In his preface Hugo states that the purpose of his book was to highlight that
So long as there shall exist, by reason of law and custom, a social condemnation, which, in the face of civilization, artificially creates hells on earth … the degradation of man by poverty, the ruin of women by starvation, and the dwarfing of childhood by physical and spiritual night … so long as ignorance and misery remain on earth, books like this cannot be useless.
In its original form the book numbers some 2,783 pages, of which nearly 1,000 digress from the novel on a multitude of essays on random subjects. At the beginning of Volume II, entitled Colette, Hugo devotes nineteen chapters to the Battle of Waterloo; he visited the battlefield in 1861 and he completed the book there.
Date of printing:
1862
Location:
Private collection
He gives us a vivid and extensive account of the Battle of Waterloo which marks the defeat of Napoleon and the end of any hopes of reviving his empire. Hugo states that most accounts of the battle were told from the viewpoint of the victorious British, and he resolved to focus his account on the efforts of the French forces. In his version Napoleon is viewed in great awe by his soldiers, but despite his military brilliance they are defeated by the weather. Hugo claims, however, that the real victors of Waterloo are the individual men who are standing up for their rights and beliefs.

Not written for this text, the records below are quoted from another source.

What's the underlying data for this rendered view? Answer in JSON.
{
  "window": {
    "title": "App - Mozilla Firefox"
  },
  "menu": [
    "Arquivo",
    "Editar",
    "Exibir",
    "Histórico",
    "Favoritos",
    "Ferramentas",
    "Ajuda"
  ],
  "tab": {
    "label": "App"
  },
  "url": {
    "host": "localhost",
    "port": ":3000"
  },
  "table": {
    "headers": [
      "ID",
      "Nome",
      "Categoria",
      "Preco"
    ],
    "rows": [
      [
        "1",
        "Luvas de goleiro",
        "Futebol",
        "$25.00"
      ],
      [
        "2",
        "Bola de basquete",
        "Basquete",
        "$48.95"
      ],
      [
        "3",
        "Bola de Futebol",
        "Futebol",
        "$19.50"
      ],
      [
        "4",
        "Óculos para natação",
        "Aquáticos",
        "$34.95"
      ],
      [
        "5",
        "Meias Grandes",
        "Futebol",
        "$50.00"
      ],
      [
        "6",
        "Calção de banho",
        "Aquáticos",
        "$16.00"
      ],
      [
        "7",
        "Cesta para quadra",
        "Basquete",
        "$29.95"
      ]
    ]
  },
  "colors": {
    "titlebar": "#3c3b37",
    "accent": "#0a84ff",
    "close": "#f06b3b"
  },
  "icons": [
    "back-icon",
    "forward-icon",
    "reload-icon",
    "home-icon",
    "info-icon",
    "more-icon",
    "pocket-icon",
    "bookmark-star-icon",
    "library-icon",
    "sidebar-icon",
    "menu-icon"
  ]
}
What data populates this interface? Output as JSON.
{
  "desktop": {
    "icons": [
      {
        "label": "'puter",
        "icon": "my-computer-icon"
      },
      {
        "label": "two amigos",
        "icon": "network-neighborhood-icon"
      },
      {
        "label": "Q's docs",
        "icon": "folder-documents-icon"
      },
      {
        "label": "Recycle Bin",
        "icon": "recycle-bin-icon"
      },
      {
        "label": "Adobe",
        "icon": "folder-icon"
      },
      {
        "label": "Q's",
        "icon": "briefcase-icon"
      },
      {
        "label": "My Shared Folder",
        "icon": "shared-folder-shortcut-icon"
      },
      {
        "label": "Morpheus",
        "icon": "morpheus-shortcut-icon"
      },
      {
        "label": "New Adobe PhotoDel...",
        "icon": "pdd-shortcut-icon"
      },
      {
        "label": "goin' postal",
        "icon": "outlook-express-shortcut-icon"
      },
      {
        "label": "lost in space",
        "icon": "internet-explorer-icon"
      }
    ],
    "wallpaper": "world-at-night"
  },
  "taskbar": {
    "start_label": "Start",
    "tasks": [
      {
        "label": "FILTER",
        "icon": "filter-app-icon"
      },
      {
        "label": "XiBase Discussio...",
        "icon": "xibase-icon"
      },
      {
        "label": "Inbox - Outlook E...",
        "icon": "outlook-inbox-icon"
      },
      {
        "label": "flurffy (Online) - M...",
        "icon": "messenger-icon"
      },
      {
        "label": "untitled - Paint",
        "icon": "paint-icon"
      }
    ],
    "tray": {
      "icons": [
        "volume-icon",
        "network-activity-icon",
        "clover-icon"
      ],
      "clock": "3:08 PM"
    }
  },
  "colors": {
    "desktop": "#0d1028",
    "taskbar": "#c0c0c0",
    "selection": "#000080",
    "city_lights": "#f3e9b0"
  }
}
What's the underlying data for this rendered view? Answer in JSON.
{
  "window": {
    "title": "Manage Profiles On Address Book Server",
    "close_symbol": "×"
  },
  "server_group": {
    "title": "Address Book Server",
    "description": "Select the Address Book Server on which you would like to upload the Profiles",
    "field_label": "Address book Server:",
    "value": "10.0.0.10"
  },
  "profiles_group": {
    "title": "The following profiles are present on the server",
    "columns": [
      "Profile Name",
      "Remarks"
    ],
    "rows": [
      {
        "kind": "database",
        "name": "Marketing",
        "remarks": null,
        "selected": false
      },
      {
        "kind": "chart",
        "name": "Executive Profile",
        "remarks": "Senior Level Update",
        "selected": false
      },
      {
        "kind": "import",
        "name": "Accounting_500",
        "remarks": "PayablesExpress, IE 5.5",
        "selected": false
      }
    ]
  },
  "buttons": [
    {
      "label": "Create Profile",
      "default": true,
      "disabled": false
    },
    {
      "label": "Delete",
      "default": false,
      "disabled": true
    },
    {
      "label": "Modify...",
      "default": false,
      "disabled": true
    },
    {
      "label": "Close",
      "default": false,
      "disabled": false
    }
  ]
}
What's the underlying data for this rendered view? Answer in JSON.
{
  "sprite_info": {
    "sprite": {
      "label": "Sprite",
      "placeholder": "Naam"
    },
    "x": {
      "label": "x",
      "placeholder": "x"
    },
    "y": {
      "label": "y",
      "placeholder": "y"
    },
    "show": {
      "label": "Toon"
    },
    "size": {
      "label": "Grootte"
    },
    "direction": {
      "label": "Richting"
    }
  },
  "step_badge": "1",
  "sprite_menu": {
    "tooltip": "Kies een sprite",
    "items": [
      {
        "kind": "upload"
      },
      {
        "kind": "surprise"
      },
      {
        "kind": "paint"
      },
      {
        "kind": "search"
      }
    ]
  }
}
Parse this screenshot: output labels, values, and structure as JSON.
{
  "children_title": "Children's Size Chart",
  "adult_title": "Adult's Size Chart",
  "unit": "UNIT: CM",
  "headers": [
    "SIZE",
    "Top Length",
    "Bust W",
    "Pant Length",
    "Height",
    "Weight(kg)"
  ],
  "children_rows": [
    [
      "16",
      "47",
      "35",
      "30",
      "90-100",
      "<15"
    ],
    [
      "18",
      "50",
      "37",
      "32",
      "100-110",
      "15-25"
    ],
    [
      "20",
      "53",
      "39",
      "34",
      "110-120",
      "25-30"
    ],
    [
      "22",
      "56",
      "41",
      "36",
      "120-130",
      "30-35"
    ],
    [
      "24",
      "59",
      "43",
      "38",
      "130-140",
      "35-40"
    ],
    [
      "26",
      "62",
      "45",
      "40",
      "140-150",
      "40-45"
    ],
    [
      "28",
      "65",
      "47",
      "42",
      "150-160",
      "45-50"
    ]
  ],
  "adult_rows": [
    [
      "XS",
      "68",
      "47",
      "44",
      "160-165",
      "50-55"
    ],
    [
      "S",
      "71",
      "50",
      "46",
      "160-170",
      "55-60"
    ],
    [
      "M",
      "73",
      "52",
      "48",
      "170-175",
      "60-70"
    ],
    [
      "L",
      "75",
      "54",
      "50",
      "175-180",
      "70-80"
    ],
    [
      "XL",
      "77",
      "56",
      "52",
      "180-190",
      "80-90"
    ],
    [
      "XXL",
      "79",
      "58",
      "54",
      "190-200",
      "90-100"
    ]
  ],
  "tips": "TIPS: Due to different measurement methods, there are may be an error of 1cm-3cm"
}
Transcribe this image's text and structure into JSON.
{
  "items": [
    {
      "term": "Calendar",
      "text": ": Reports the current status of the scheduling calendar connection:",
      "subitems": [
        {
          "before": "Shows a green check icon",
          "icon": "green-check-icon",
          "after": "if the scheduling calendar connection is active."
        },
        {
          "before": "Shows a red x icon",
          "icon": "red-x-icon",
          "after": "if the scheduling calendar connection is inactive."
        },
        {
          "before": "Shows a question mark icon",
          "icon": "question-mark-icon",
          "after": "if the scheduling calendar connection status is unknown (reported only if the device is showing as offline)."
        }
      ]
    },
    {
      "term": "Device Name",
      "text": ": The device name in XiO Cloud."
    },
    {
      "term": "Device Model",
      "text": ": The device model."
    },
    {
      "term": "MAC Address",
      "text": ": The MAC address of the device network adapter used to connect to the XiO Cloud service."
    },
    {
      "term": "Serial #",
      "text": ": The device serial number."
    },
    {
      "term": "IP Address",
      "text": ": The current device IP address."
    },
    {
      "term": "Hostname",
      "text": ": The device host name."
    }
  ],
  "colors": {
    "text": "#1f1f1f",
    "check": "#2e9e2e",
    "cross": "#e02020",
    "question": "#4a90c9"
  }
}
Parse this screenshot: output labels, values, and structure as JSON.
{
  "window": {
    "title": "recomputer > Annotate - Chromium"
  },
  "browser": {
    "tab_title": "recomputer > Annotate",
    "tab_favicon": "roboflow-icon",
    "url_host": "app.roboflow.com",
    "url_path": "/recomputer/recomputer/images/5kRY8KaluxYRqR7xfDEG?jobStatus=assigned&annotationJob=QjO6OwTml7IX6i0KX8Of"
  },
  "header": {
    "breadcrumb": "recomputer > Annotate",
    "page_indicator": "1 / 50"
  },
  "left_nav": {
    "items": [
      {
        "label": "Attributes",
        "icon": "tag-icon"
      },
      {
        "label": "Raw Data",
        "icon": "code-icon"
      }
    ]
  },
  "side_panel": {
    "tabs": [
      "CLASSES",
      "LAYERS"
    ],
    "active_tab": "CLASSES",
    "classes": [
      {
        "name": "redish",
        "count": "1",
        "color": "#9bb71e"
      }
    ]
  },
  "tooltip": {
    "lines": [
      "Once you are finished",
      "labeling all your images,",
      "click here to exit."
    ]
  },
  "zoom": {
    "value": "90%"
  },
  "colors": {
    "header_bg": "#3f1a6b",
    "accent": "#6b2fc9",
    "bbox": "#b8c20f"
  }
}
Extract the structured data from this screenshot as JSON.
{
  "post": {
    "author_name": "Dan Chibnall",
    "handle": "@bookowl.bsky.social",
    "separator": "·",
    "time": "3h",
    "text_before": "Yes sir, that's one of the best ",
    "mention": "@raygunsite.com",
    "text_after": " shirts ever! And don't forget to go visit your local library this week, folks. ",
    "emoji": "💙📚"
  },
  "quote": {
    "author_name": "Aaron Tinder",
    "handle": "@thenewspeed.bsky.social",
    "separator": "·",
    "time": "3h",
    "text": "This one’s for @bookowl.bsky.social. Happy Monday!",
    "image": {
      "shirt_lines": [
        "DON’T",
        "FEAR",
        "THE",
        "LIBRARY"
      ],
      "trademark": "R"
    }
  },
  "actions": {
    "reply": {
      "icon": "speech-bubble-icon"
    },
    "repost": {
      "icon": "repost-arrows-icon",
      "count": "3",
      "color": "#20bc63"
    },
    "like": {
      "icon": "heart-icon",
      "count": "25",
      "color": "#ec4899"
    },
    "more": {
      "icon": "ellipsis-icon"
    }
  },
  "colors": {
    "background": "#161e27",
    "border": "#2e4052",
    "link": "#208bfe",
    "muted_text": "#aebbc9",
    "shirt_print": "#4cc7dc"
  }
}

During the description of the battle, Victor Hugo embellished a number of scenes with a novelist’s touch. He records that the delays in forming up the French artillery because of the mud allowed the Prussians time to arrive; he describes the fierce fighting at Hougoumont and claims that the French were massacred in the chapel, others broke into the formal garden and that the well was heartlessly filled with the bodies of both dead and wounded Frenchmen; that only forty-two defenders survived from La Haye Sainte; that the French cavalry was destroyed plunging into a hidden chasm behind the allied ridge line but still broke seven squares and took six Colours; that Cambronne died refusing to surrender, having replied, ‘Merde’ to British appeals for the Guard to surrender and that Wellington later said, ‘They have changed my battlefield.’
Over time, the novel’s descriptions of events have come to be taken as established fact and have distorted the telling of the true story of the battle. Recent investigative work within the primary source material in the archives and forensic archaeology on the battlefield have proven Hugo’s version to be factually incorrect and purely based on myths.
Hugo was also aware of the English and German memorials at the site, pointing out that there was no French memorial at Waterloo. He was an instigator of the ‘Wounded Eagle’ memorial, although it was erected in 1904, well after his death.
Hugo reconciled the defeat of the French army with the idea that it was a victory for civilisation. He was of the opinion that Napoleon’s defeat was pre-ordained because the tide of history required his removal from the stage. He went on to say that Waterloo represented the revenge of counter-revolutionary forces, but that changes in the political landscape prevented them from reasserting themselves completely afterwards, creating a post-war Europe with greater liberty than before, even under the old leaderships.